Question

A rope is swinging in such a way that the length of the arc traced by a knot at its bottom end is decreasing geometrically. If the third arc is 22 ft. long and the seventh arc is 10 ft. long, what is the length of the arc on the sixth swing? Round your answer to the nearest tenth of a foot.

Answer 1

Answer:

The length of the arc on the sixth swing was 12.18 ft.

Step-by-step explanation:

A rope is swinging in such a way that the length of the arc traced by a knot at its bottom end is decreasing geometrically.

The third arc is 22 ft. long and the seventh arc is 10 ft.

Hence, the 3rd term is 22 and 7th term is 10.

The length of the arc on the sixth swing is asked, so we have to calculate the 6th term.

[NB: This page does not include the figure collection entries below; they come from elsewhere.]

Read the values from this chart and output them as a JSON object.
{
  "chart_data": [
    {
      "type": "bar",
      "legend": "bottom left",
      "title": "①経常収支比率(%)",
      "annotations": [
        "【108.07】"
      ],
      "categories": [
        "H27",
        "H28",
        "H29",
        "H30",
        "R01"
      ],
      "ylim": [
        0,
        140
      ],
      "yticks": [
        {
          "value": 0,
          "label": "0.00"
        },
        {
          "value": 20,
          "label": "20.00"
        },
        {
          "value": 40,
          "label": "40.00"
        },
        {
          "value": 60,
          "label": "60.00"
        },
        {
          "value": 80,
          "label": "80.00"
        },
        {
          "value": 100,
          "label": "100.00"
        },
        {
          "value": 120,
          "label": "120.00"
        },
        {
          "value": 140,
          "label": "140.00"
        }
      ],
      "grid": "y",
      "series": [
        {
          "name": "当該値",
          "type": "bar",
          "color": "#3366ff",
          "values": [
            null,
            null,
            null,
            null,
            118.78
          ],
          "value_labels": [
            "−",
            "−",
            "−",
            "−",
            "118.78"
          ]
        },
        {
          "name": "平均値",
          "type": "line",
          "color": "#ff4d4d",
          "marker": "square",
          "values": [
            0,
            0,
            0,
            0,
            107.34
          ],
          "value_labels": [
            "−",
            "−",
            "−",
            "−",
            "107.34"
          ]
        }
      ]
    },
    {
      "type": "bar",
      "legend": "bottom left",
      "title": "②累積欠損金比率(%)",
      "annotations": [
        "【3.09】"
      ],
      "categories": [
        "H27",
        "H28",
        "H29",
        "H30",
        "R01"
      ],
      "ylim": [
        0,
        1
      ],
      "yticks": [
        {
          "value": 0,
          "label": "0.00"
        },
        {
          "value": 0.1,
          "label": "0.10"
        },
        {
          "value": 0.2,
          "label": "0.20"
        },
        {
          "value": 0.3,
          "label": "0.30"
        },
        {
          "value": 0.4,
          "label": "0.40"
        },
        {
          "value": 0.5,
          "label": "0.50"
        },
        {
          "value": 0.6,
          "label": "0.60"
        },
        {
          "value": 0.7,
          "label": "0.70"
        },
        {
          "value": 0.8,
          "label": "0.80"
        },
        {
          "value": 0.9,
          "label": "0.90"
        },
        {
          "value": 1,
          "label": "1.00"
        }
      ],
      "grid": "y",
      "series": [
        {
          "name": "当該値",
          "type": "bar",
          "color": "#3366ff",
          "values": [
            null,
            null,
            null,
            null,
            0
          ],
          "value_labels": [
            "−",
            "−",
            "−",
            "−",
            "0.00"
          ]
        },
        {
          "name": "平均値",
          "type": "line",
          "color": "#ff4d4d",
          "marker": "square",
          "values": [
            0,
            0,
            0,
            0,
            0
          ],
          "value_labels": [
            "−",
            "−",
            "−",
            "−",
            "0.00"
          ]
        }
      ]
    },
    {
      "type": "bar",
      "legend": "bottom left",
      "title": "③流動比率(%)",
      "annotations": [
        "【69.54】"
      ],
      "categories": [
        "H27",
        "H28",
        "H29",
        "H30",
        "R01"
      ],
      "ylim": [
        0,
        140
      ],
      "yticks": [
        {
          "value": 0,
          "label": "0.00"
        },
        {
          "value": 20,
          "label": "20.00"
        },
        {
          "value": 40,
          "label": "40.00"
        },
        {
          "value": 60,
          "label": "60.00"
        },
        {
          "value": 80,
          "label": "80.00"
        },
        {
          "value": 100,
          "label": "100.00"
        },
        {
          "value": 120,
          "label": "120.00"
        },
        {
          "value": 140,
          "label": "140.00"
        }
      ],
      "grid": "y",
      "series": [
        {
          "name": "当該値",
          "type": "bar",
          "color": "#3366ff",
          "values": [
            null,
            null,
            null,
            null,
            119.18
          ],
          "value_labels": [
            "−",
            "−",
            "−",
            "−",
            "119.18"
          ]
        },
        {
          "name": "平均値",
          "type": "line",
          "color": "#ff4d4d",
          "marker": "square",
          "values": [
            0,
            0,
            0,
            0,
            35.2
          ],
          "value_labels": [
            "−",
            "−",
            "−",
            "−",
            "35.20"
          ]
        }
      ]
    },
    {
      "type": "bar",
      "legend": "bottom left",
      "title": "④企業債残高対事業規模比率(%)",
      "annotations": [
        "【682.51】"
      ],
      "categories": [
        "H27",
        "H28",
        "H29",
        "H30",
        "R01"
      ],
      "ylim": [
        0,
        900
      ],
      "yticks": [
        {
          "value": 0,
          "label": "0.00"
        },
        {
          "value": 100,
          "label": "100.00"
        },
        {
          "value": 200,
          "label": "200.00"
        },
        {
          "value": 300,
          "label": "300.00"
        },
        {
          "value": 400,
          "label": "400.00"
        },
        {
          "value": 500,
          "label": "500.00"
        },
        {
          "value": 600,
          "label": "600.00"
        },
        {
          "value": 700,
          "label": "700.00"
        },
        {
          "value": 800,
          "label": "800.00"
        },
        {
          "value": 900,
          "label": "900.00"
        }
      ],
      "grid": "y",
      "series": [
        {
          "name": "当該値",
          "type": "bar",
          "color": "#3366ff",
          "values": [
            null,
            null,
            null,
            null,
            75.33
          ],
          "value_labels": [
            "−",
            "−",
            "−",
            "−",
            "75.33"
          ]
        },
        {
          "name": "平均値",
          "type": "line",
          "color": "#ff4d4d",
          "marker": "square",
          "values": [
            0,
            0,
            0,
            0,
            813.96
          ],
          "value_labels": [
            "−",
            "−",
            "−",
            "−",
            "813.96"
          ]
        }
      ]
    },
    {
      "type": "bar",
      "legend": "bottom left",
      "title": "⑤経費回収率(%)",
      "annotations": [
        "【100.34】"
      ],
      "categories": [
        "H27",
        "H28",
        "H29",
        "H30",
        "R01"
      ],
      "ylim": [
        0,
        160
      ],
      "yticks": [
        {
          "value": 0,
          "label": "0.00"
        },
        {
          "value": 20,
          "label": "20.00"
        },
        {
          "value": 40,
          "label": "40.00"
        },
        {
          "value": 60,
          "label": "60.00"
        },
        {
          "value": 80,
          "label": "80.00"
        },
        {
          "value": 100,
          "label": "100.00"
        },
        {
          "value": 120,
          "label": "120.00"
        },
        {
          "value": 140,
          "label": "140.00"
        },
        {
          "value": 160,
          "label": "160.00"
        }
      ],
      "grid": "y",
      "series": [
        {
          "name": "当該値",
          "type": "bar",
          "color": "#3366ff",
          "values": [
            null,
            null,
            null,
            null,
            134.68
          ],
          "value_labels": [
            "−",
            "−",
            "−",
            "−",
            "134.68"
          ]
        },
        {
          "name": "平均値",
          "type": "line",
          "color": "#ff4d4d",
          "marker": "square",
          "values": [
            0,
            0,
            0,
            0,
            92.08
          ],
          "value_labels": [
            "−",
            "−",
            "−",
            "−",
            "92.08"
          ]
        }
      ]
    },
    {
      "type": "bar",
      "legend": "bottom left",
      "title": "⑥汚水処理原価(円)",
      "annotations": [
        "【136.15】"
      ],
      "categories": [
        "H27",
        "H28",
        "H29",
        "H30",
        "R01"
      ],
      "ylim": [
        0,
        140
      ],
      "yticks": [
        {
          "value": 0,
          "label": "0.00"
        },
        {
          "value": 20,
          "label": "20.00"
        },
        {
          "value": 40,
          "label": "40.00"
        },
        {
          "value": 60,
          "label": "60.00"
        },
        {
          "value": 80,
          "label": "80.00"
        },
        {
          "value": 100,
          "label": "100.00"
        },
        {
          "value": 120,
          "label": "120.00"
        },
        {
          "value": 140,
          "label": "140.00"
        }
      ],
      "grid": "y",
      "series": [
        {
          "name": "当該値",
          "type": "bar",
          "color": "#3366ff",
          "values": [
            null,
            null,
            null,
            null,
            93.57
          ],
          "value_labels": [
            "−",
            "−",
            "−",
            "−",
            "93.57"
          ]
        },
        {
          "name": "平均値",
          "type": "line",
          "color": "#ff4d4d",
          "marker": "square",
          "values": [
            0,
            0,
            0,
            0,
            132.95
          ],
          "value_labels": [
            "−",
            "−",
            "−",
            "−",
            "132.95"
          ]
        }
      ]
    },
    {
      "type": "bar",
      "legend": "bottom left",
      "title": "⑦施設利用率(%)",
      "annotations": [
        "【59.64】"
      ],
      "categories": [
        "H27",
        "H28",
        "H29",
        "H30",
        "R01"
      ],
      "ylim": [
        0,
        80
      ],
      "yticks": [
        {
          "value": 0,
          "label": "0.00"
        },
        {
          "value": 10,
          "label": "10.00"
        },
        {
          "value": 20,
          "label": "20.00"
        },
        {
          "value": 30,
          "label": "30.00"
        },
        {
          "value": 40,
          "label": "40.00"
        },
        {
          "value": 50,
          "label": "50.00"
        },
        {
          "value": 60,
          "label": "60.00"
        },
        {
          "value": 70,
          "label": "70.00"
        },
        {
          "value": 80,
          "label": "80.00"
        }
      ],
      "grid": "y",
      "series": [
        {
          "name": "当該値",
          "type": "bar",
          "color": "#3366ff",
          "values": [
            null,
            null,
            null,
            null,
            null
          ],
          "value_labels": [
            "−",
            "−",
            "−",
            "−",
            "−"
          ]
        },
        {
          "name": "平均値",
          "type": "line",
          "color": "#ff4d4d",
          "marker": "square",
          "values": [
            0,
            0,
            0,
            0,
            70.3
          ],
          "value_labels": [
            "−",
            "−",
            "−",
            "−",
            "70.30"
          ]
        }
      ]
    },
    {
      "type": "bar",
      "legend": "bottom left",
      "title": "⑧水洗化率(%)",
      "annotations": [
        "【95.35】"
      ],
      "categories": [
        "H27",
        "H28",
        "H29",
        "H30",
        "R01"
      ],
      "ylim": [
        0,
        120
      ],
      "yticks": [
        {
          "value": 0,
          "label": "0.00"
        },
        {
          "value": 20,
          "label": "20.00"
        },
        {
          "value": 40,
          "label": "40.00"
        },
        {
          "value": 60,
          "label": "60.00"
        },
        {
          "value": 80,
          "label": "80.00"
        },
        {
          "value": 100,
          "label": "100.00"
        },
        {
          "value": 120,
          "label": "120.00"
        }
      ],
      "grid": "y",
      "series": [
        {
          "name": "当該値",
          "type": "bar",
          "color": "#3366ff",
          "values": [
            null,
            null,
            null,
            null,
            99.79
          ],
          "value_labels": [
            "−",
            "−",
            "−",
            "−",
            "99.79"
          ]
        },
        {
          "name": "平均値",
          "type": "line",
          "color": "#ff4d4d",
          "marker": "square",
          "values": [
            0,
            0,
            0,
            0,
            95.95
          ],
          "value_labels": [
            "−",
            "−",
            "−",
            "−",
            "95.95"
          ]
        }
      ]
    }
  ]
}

We know the nth term in GP is,

$T_n=ar^{n-1}$

So,

$T_3=ar^{3-1}=ar^2$  ----------------1

$T_7=ar^{7-1}=ar^6$  ----------------2

Dividing equation 2 by 1,

$\Rightarrow \dfrac{T_7}{T_3}=\dfrac{ar^6}{ar^2}$

$\Rightarrow \dfrac{10}{22}=\dfrac{ar^6}{ar^2}$

$\Rightarrow \dfrac{10}{22}=\dfrac{r^6}{r^2}$

$\Rightarrow \dfrac{r^6}{r^2}=\dfrac{10}{22}$

$\Rightarrow r^4=\dfrac{10}{22}$

$\Rightarrow r=\sqrt[4]{\dfrac{10}{22}}$

$\Rightarrow r=0.8211$

Then the 6th term will be,

$T_6=ar^{6-1}=ar^5$  ----------------3

Dividing equation 2 by 3,

$\Rightarrow \dfrac{T_7}{T_6}=\dfrac{ar^6}{ar^5}$

$\Rightarrow \dfrac{10}{T_6}=\dfrac{a(0.8211)^6}{a(0.8211)^5}$

$\Rightarrow \dfrac{10}{T_6}=0.8211$

$\Rightarrow T_6=\dfrac{10}{0.8211}=12.18\ ft$

Therefore, the length of the arc on the sixth swing was 12.18 ft.